Los terremotos demostraron nuestra actual soberanía condicionada. Venezuela volvió a ser vista como un territorio disponible para ser ordenado por otros, mientras se repetía casi mecánicamente la imagen del país feliz, bailando eufórico en las calles. Pero no estamos felices, ni mucho menos bailando sobre nuestros muertos. La actual administración de los Estados Unidos nos ve como una hacienda que pudiera administrarse desde fuera, protectorado para las grandes decisiones y una tiranía doméstica para todo lo demás. El dominio colonial no solo consiste en la ocupación, sino en la sustitución de la voluntad propia por decisiones tomadas desde fuera y ejecutadas por capataces locales. Estas son otras ruinas, las de una soberanía que ya venía maltratada a pesar de los discursos patrioteros. Pero las cuentas del pueblo venezolano son otras.

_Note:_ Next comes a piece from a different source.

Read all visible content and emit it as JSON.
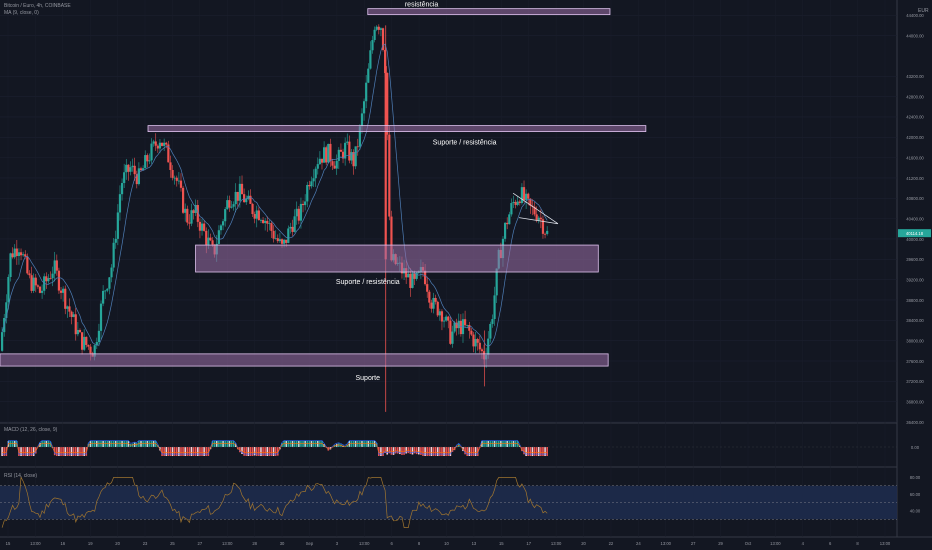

No son las del reparto del poder, sino las viviendas que se cayeron, el familiar perdido, el hospital que no funciona, la electricidad y el agua que faltan, los salarios en mengua y esa frase que tanto dice y que hace unos días vi publicada por la ilustradora Cristina Estanislao: «Como hormiguitas, cada quien con lo que puede, cerca y lejos, construiremos un país».
Por eso, después de tantas crisis en paralelo y por tanto tiempo, la democracia deja de ser una palabra abstracta. Democracia significa bienestar, acción oportuna, institucionalidad previsora, funcionarios que responden, justicia que investiga, ciudades creadas por y para la vida y no para la demagogia y por la emergencia oportunista.
Quizás vengan todavía nuevos momentos de autoritarismo controlado, de negociaciones opacas y de cambios administrados desde arriba. Pero el camino que merecemos es otro, reconstruir la democracia. Tal vez ese proceso de reconstrucción comenzó antes de que terminaran las réplicas. Empezó cuando desconocidos cavaron juntos entre los escombros, cuando aparecieron redes espontáneas de solidaridad. Allí se ejerció la ciudadanía. La tarea ahora es acelerar ese proceso. El luto es la memoria y la rabia es exigencia de renacimiento democrático. Venezuela no necesita solamente levantar escombros. Necesita reconstruir la confianza, las instituciones y su independencia en libertad. Necesitamos volver a levantar una república.